When scientists and agencies produce sea level rise projections due to a changing climate, maps can show where water will flood inland as seas rise. These maps create better understanding of how higher waters will impact coastlines, communities and the environment. Sea level rise maps can be very helpful for coastal planners as they consider the safest places to develop and where to conserve habitats to utilize their protective services.

How are sea level rise projections determined?

Earlier this year, The National Oceanographic and Atmospheric Administration (NOAA) published localized sea level rise projections for points around Washington state as well as other locations around the United States, the Caribbean and Pacific Islands. To arrive at these projections, NOAA conducted an in-depth review of recently published literature on global mean sea level rise projections to the year 2100 for six greenhouse-gas emission scenarios from low to extreme. Different greenhouse-gas emission scenarios are thought to have different effects on the rate of ice melt. Scientists are also working to incorporate the upward or downward movement of the Earth (called vertical land movement) and other coastal conditions to give communities a clearer picture of how higher sea levels will affect local shorelines.

 Salt marsh on Willapa Bay. Photo by Keith Lazelle.

What is sea level rise mapping?

Sea level rise mapping simulates where land areas that currently do not get covered by tides may become underwater as sea levels rise.  For the tidal regions of Grays Harbor County and Pacific County in southwest Washington, The Nature Conservancy mapped areas that were underwater when tides reached the "Mean Higher High Water" (MHHW) line in 2010 and which may be underwater by 2030, 2050, and 2100.  The MHHW line can sometimes be seen on seashores where those tides deposit a line of debris at the top of the shore, which does not get washed away during typical tides.
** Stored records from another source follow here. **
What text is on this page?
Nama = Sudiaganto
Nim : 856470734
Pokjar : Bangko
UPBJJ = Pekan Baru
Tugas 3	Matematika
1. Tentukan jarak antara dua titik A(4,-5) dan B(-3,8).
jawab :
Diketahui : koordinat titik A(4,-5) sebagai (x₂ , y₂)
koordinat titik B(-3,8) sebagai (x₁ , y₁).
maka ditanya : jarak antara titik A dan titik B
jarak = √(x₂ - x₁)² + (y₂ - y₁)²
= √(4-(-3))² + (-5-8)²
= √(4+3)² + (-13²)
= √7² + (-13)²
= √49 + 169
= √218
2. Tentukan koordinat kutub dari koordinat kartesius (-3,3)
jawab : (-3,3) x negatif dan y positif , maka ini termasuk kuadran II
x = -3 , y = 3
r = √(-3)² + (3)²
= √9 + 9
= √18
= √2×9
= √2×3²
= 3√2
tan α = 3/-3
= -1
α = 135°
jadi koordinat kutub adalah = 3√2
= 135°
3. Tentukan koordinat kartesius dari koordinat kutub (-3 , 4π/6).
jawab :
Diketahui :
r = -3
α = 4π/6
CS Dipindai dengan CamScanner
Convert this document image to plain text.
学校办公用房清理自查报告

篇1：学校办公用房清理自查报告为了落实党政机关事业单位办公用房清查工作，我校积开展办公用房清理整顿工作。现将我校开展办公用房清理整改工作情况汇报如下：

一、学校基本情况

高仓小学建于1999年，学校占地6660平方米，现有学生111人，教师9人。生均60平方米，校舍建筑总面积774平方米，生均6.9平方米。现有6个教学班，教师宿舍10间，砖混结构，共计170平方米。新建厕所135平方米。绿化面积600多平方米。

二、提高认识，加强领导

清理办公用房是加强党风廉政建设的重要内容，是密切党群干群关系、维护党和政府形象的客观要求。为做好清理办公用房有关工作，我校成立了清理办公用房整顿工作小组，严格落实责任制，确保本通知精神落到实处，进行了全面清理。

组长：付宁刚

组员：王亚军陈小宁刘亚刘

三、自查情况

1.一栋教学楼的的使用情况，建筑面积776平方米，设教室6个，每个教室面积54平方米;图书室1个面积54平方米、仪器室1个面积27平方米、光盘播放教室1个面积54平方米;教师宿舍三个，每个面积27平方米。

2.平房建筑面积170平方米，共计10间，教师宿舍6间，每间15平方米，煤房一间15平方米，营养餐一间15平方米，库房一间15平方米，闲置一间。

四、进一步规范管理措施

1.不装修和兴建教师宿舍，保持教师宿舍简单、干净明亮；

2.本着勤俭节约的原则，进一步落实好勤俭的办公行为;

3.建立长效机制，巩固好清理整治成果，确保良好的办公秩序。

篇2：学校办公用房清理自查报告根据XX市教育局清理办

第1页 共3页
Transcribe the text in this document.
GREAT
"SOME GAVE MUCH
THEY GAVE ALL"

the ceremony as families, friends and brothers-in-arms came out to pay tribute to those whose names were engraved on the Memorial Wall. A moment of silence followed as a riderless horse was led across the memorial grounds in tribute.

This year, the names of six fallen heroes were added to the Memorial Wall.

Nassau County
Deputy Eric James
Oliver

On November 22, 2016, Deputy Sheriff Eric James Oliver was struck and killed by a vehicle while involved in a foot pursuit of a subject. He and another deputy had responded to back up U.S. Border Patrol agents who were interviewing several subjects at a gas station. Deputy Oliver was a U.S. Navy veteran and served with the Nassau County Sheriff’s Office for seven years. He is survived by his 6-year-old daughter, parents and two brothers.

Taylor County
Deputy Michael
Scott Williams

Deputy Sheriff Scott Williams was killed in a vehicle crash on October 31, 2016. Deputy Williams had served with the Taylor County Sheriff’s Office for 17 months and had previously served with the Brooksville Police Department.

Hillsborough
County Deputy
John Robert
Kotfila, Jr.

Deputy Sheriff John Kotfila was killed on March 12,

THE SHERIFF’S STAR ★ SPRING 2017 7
The animated map below of Raymond, Wash., shows increasing sea levels using a high greenhouse-gas emission scenario from 2010 to 2100. By 2100, much of the city becomes inundated.

How is sea level rise mapped?

To map sea level rise, we started with an elevation map created by the Federal Emergency Management Agency (FEMA) through a method called Light Detection and Ranging or LiDAR. This detailed map is produced from data collected with lasers emitted from a plane flying back and forth over the landscape.

Elk River in Grays Harbor County. Photo by Joel Rogers.

Next we used a “bathtub” method to raise the waters over the detailed elevation data. As the name implies, this method assumes that the rising water fills the bathtub and spreads outward over previously dry land until it reaches the predicted level of rise. Where high enough, natural hills and cliffs and human-made features like sea walls, dikes, levees and tidal gates act as the bathtub walls. In our maps, we show both the area covered by sea-level rise and the low-lying areas at risk of flooding if rise continues above the "bathtub" walls.

How is The Nature Conservancy helping?

The Nature Conservancy is working with the state Department of Ecology, Sea Grant and others through the Washington Coastal Resilience Project (WCRP)  to update Washington’s coastal planning guidance on sea-level rise. Maps, like the one above, can allow communities to visualize flooding potential and hopefully educate development and restoration decisions to maintain resilience along a changing coastline.